Trace levels of the radioactive chemical iodine-131 have spread and were detected in the UK on Tuesday, but the concentration was extremely low, according to health authorities, and was not a health risk.

The UK Health Protection Agency said that trace levels of the radioactive chemical iodine-131 had been detected by measurements taken at a monitoring station in Oxfordshire on Tuesday.

The measurements followed reports of iodine at monitoring stations in Glasgow and Oxfordshire.

Dr James Gemmill, the Scottish Environment Protection Agency’s radioactive substances manager, said: “The concentration of iodine detected is extremely low and is not of concern for the public or the environment.”

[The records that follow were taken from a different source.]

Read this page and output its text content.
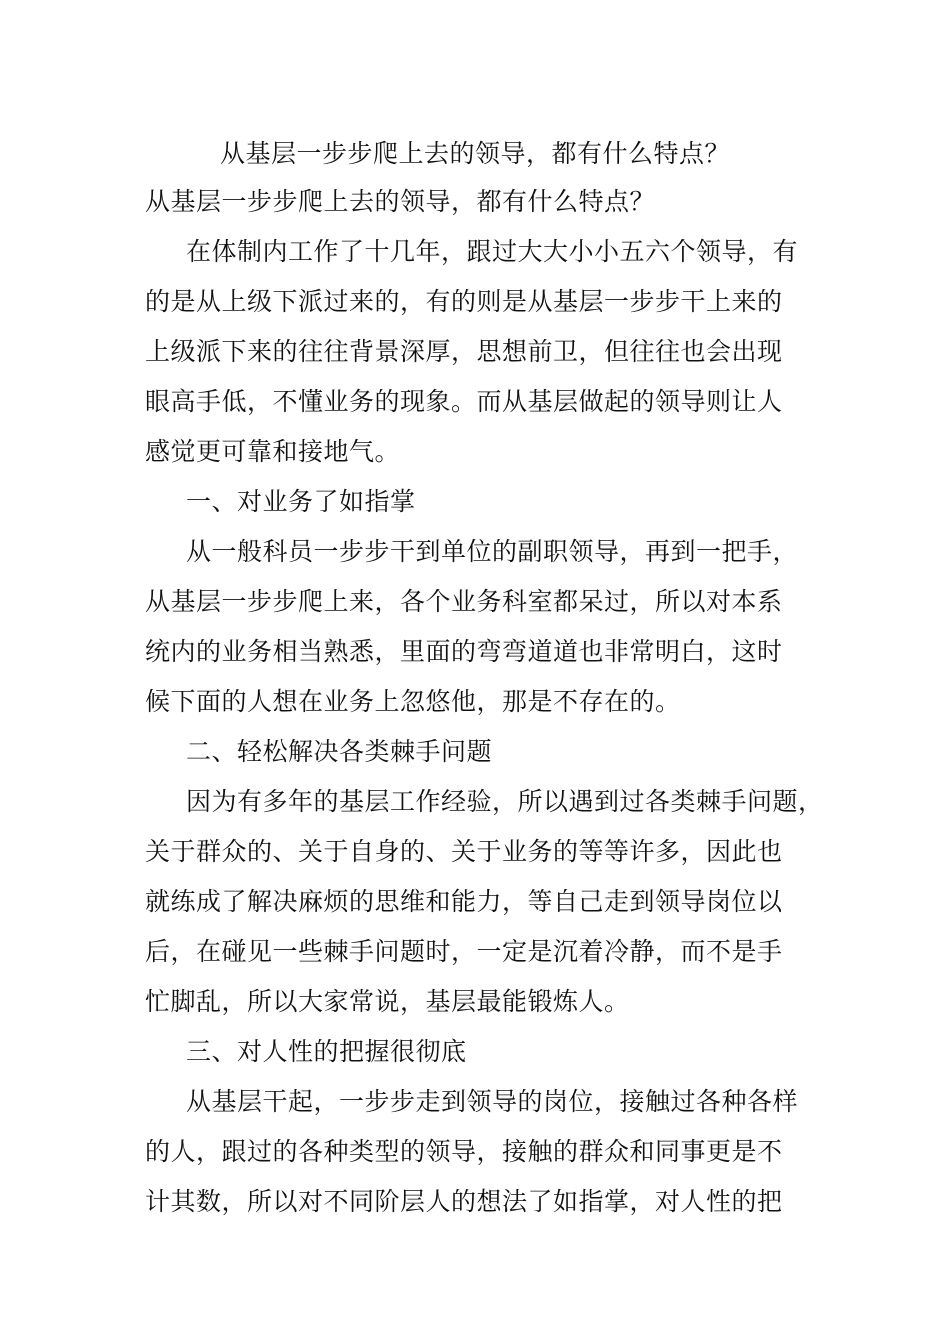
从基层一步步爬上去的领导，都有什么特点？
从基层一步步爬上去的领导，都有什么特点？
在体制内工作了十几年，跟过大大小小五六个领导，有
的是从上级下派过来的，有的则是从基层一步步干上来的
上级派下来的往往背景深厚，思想前卫，但往往也会出现
眼高手低，不懂业务的现象。而从基层做起的领导则让人
感觉更可靠和接地气。
一、对业务了如指掌
从一般科员一步步干到单位的副职领导，再到一把手，
从基层一步步爬上来，各个业务科室都呆过，所以对本系
统内的业务相当熟悉，里面的弯弯道道也非常明白，这时
候下面的人想在业务上忽悠他，那是不存在的。
二、轻松解决各类棘手问题
因为有多年的基层工作经验，所以遇到过各类棘手问题，
关于群众的、关于自身的、关于业务的等等许多，因此也
就练成了解决麻烦的思维和能力，等自己走到领导岗位以
后，在碰见一些棘手问题时，一定是沉着冷静，而不是手
忙脚乱，所以大家常说，基层最能锻炼人。
三、对人性的把握很彻底
从基层干起，一步步走到领导的岗位，接触过各种各样
的人，跟过的各种类型的领导，接触的群众和同事更是不
计其数，所以对不同阶层人的想法了如指掌，对人性的把
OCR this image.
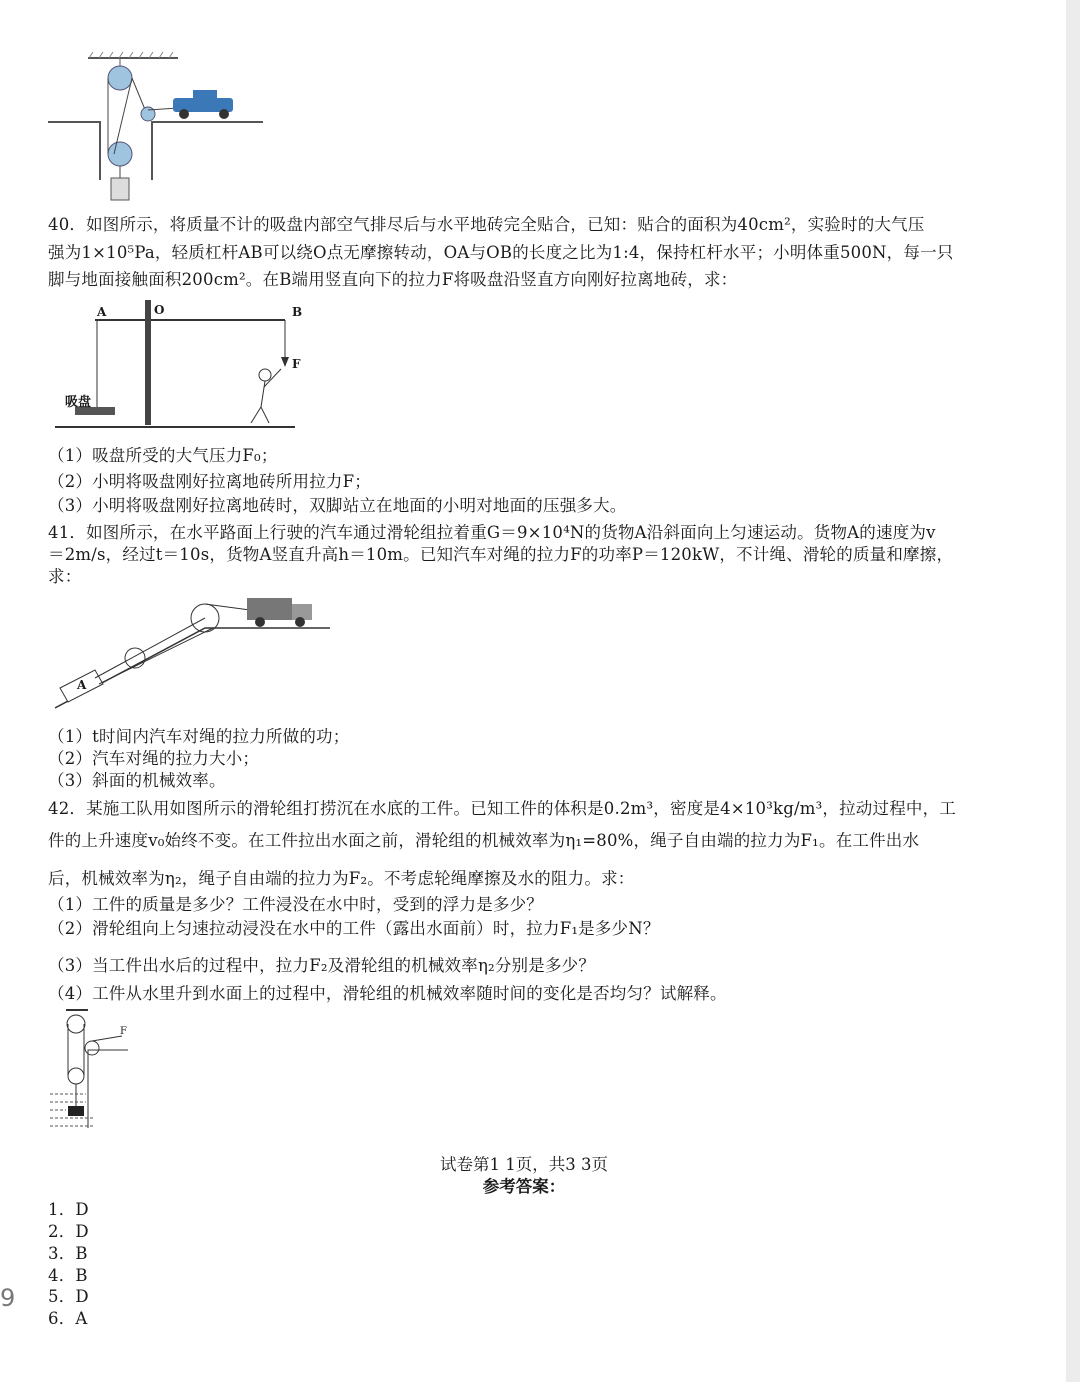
9
40．如图所示，将质量不计的吸盘内部空气排尽后与水平地砖完全贴合，已知：贴合的面积为40cm²，实验时的大气压
强为1×10⁵Pa，轻质杠杆AB可以绕O点无摩擦转动，OA与OB的长度之比为1:4，保持杠杆水平；小明体重500N，每一只
脚与地面接触面积200cm²。在B端用竖直向下的拉力F将吸盘沿竖直方向刚好拉离地砖，求：
A	O	B
F
吸盘
（1）吸盘所受的大气压力F₀；
（2）小明将吸盘刚好拉离地砖所用拉力F；
（3）小明将吸盘刚好拉离地砖时，双脚站立在地面的小明对地面的压强多大。
41．如图所示，在水平路面上行驶的汽车通过滑轮组拉着重G＝9×10⁴N的货物A沿斜面向上匀速运动。货物A的速度为v
＝2m/s，经过t＝10s，货物A竖直升高h＝10m。已知汽车对绳的拉力F的功率P＝120kW，不计绳、滑轮的质量和摩擦，
求：
A
（1）t时间内汽车对绳的拉力所做的功；
（2）汽车对绳的拉力大小；
（3）斜面的机械效率。
42．某施工队用如图所示的滑轮组打捞沉在水底的工件。已知工件的体积是0.2m³，密度是4×10³kg/m³，拉动过程中，工
件的上升速度v₀始终不变。在工件拉出水面之前，滑轮组的机械效率为η₁=80%，绳子自由端的拉力为F₁。在工件出水
后，机械效率为η₂，绳子自由端的拉力为F₂。不考虑轮绳摩擦及水的阻力。求：
（1）工件的质量是多少？工件浸没在水中时，受到的浮力是多少？
（2）滑轮组向上匀速拉动浸没在水中的工件（露出水面前）时，拉力F₁是多少N？
（3）当工件出水后的过程中，拉力F₂及滑轮组的机械效率η₂分别是多少？
（4）工件从水里升到水面上的过程中，滑轮组的机械效率随时间的变化是否均匀？试解释。
F
试卷第1 1页，共3 3页
参考答案：
1．D
2．D
3．B
4．B
5．D
6．A
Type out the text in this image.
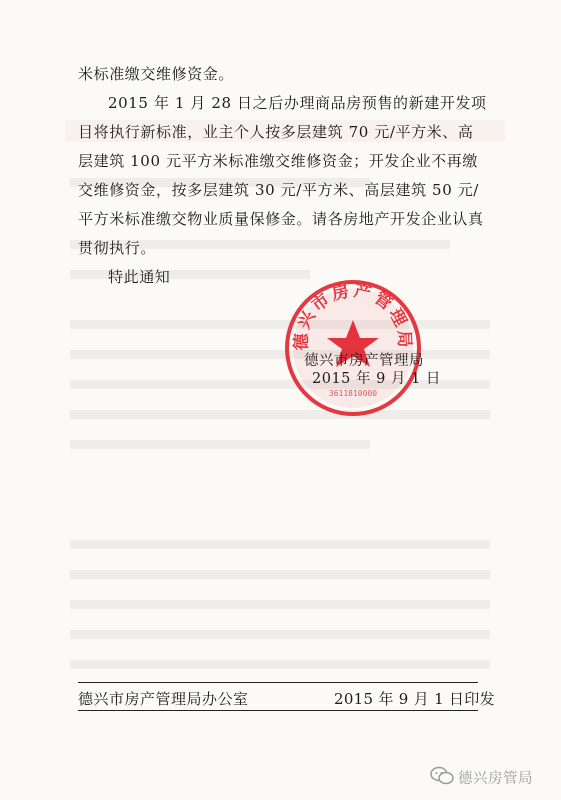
米标准缴交维修资金。

2015 年 1 月 28 日之后办理商品房预售的新建开发项目将执行新标准，业主个人按多层建筑 70 元/平方米、高层建筑 100 元平方米标准缴交维修资金；开发企业不再缴交维修资金，按多层建筑 30 元/平方米、高层建筑 50 元/平方米标准缴交物业质量保修金。请各房地产开发企业认真贯彻执行。

特此通知

德兴市房产管理局
3611810000
德兴市房产管理局
2015 年 9 月 1 日
德兴市房产管理局办公室	2015 年 9 月 1 日印发
德兴房管局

Tadashi Maeda, a special adviser to the cabinet, said the priority was to stabilise the situation at Fukushima Daiichi, deal with power shortages and decide compensation for individuals and businesses affected by the crisis.

“Obviously, [the government] will consider many factors, but there is nobody who is currently thinking specifically, in an official capacity, about what to do [with Tepco],” Mr Maeda said.

Tepco’s fate is likely to rest in part on how responsible the utility is judged to be for the problems at the Fukushima Daiichi plant.

The tsunami that took out the plant’s back-up cooling system was far bigger than the plant was designed to withstand. But the company and its regulators had been repeatedly warned in recent years that the area could be vulnerable to tsunamis bigger than it had factored into its assumptions.

Mr Kan highlighted the deficiency of the assumptions on which the plant’s design was based.

“There is no point denying that the recognition of tsunamis at the time was very mistaken,” Mr Kan told a session of the diet.

Meanwhile, French President Nicolas Sarkozy has announced plans to visit Japan on Thursday, to express France’s solidarity both “nationally and in its capacity as head of the G8 and G20 with the Japanese people”. During the visit Mr Sarkozy will meet Mr Kan.

Areva, the French nuclear group, also confirmed that it had sent two engineers who specialised in the treatment of effluent water at the request of Tepco, although it could not confirm whether they would go on-site at the Fukushima plant.

President Barack Obama would outline a plan for “America’s energy security” in a speech on Wednesday, the White House said.